Victor Augias

Bienvenue !

I am a postdoctoral researcher at the Institute for Microeconomics at the University of Bonn.

My research focuses on mechanism design, information design and behavioral economics.

I obtained my PhD in economics at Sciences Po in 2023.

Here is my CV.

Contact: 

University of Bonn, Institute for Microeconomics

Lennéstraße 37, 53113 Bonn, Germany

vaugias@uni-bonn.de

Research

Working papers

Non-market allocation mechanisms: Optimal design and investment incentives (with Eduardo Perez-Richet) New draft coming soon

[Paper] [Slides]

We study how to optimally design non-market mechanisms for allocating scarce resources, taking into consideration agents' investment incentives. A principal wishes to allocate a resource of homogeneous quality, such as seats in a university, to a heterogeneous population of agents. She commits ex-ante to a possibly random allocation rule, contingent on a unidimensional characteristic of the agents she intrinsically values. The principal cannot resort to monetary transfers. Agents have a strict preference for allocation and can undertake a costly investment to improve their characteristic before it is revealed to the principal. We show that while random allocation rules have the effect of encouraging investment, especially at the top of the characteristic distribution, deterministic pass-fail allocation rules, such as exams with a pass grade, prove to be optimal.

Price discrimination with redistributive concerns (with Daniel Barreto and Alexis Ghersengorin) New draft coming soon

[Paper]

Consumer data can be used to sort consumers into different market segments, allowing a monopolist to charge different prices at each segment. We study consumer-optimal segmentations with redistributive concerns, i.e., that prioritize poorer consumers. Such segmentations are efficient but may grant additional profits to the monopolist, compared to consumer-optimal segmentations with no redistributive concerns. We characterize the markets for which this is the case and provide a procedure for constructing optimal segmentations given a strong redistributive motive. For the remaining markets, we show that the optimal segmentation is surprisingly simple: it generates one segment with a discount price and one segment with the same price that would be charged under no segmentation.

Persuading a wishful thinker (with Daniel Barreto)
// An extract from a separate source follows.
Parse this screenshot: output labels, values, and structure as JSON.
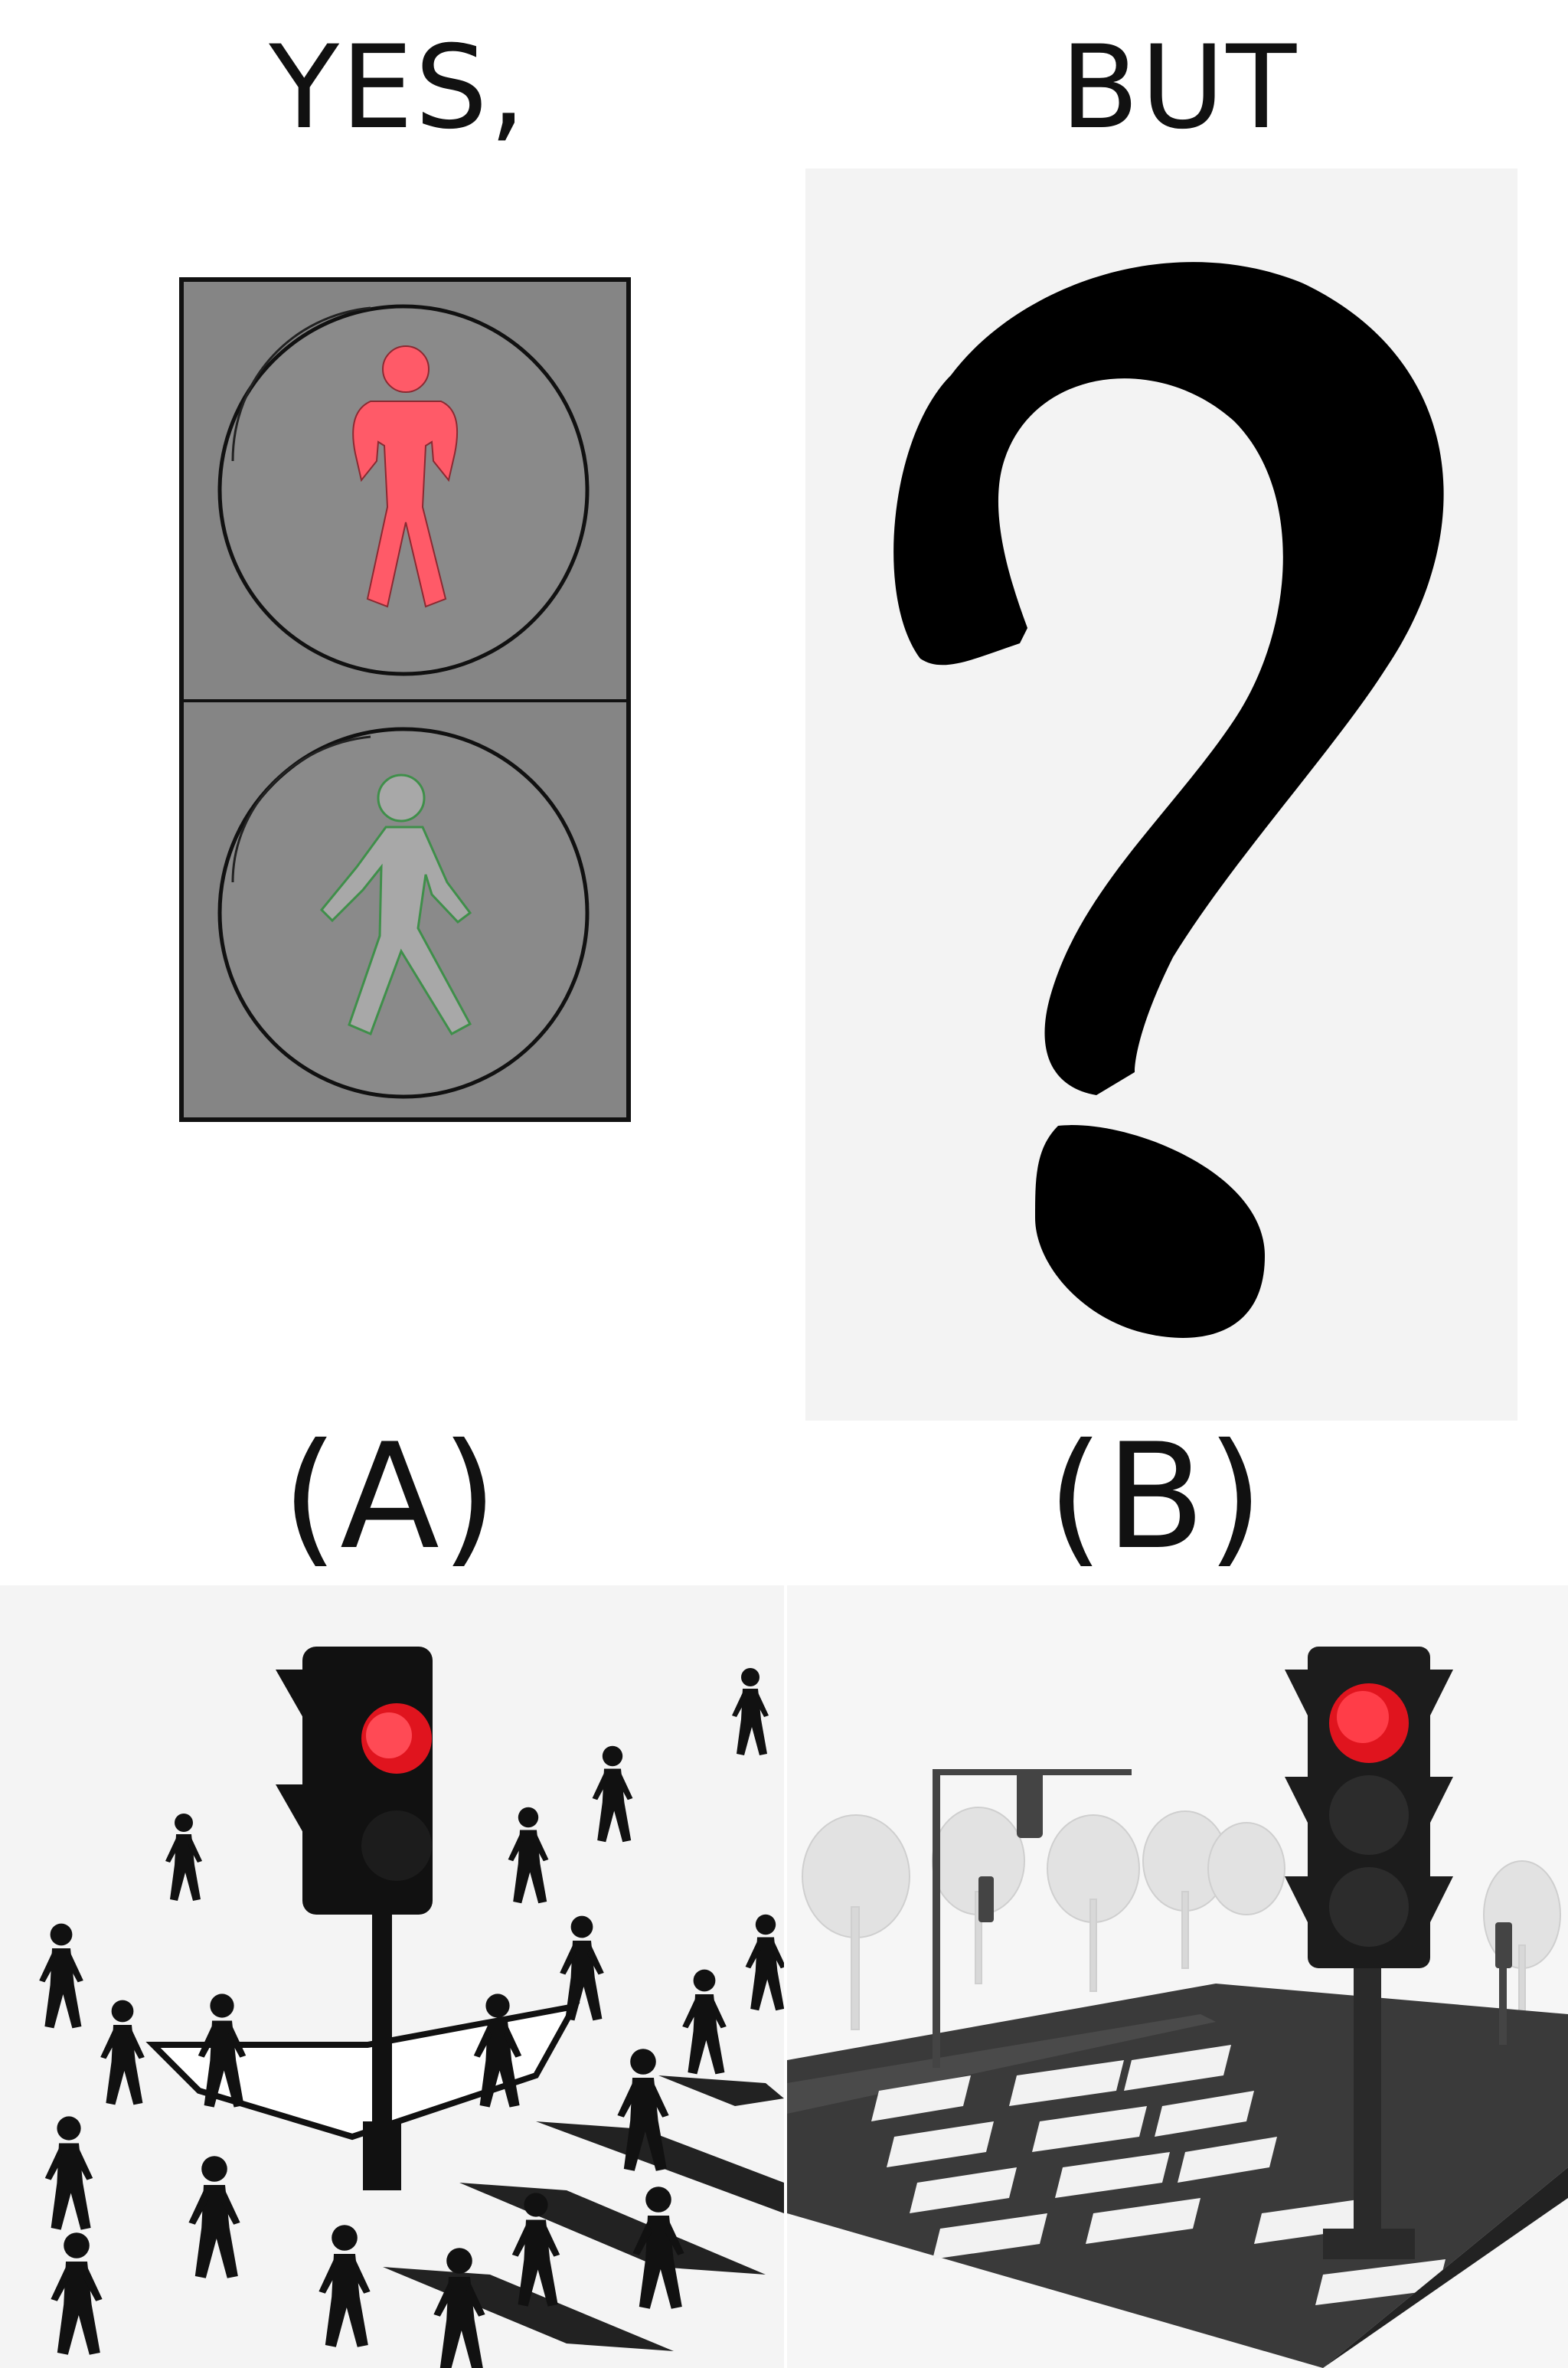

Revision requested at Games & Economic Behavior

[Paper]

We study a persuasion problem in which a sender designs an information structure to induce a non-Bayesian receiver to take a particular action. The receiver, who is privately informed about his preferences, is a wishful thinker: he is systematically overoptimistic about the most favorable outcomes. We show that wishful thinking can lead to a qualitative shift in the structure of optimal persuasion compared to the Bayesian case, whenever the sender is uncertain about what the receiver perceives as the best-case outcome in his decision problem.